In main function, I store return address and the address of three rows of the matrix in stack memory, so I need to add 16 in stack pointer register.
## Analysis
In this homework, we use Ripes to simulate the assembly code running on RISC-V 5-stage pipelined processor(32bits).

This processor has five stage, IF, ID, EXE, MEM and WB. It means that our instruction will be executed in five stage.
* IF stage(Instruction Fecth): Read instruction from memory
* ID stage(Instruction Decode): Decode the instruction and read from registers
* EX stage(Execute): Do arithmatic or logic operation
* MEM stage(Memory access): Laod/store data from/to memory
* WB stage(Write Back): Write the data to register
#### Branch instruction
We focus on `bnez t1, loop1`. If the data in t1 is not equal to 0, the next instruction is at label loop1.

At IF stage, PC calculate the address of `bnez t1, loop1` from memory.

In next cycle, `bnez t1, loop1` at ID stage. It decode the instruction as BNE and read the data from register `t1` and `x0`. Moreover, at IF stage, processor reads instruction `andi t1, a1, 1`, where the address is increased by 4, since the pipilined processor will load the next instruction whatever the result of branch instruction is. And I think this processor has no branch prediction because it always reads instruction from address increased by 4.

In next cycle, `bnez t1, loop1` at EX stage. The processor calculate the address of labal `loop1`, and it is branch taken so IF/ID and ID/EX stage register will be clear in next stage. The processor will also flush the instructions in IF and ID stage in next stage.

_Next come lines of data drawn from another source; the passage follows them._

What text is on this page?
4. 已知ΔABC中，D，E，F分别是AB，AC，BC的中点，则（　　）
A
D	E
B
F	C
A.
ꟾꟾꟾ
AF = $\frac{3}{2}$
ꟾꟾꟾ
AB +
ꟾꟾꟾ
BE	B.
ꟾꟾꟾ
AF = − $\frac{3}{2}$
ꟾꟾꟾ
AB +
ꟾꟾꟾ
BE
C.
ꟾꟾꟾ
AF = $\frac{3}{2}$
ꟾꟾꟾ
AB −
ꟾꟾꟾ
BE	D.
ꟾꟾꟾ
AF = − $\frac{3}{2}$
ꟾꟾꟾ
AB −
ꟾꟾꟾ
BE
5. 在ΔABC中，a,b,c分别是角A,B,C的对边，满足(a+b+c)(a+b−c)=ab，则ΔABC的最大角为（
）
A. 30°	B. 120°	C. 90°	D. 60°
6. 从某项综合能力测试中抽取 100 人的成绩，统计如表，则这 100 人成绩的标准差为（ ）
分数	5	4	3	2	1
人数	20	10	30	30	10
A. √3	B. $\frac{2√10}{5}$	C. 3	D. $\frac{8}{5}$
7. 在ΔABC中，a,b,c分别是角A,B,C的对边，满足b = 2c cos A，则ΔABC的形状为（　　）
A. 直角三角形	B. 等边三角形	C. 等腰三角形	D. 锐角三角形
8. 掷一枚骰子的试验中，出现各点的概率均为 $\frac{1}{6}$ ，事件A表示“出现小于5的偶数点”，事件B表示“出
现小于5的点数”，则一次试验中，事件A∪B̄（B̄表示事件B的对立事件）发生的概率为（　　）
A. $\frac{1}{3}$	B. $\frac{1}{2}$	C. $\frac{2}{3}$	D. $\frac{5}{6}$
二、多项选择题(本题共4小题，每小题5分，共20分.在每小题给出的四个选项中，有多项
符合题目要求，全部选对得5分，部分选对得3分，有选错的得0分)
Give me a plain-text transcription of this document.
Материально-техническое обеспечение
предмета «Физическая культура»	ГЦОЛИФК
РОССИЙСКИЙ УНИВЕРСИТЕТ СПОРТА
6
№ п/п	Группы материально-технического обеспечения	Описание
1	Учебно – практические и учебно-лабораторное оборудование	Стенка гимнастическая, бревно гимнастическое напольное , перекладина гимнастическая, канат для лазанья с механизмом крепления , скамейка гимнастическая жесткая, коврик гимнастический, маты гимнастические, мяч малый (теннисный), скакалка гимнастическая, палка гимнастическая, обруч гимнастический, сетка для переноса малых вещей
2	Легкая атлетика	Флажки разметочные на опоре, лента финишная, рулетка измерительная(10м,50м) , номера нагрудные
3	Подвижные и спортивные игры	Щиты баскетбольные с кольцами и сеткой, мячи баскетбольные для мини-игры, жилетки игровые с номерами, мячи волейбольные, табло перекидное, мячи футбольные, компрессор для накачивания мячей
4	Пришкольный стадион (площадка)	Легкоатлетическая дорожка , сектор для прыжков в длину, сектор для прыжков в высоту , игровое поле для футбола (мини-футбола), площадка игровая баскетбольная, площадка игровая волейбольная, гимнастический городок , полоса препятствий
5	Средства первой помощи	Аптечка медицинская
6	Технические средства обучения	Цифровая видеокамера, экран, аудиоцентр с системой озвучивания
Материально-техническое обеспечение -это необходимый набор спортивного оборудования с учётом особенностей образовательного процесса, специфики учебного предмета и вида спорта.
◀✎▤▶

We can see that the instructions in ID and EX stages are `nop` and the instruction in IF stage is `slli t1, t0, 2` which is the instruction at `loop1`.
The branch instruction will do nothing in MEM and WB stages.
#### Data hazard

In my assembly code,`lw t2, 0(t2)` is followed by `add t1, t1, t2`. It will have data hazard in register `t2` as known as RAW(Read After Write) hazard. The reason is that the data at `t2` will be read from Data memory and it happens in MEM stage. However, the next instruction read the wrong data in `t2` in ID stage.

To solve this hazard, there will be a `nop` instruction between `lw t2, 0(t2)` and `add t1, t1, t2`. After the data read from Data memory, the data will be forwarding to EX stage so that the instruction `add t1, t1, t2` can be executed correctly.

Finally, the data will be written back to register `t2` in WB stage.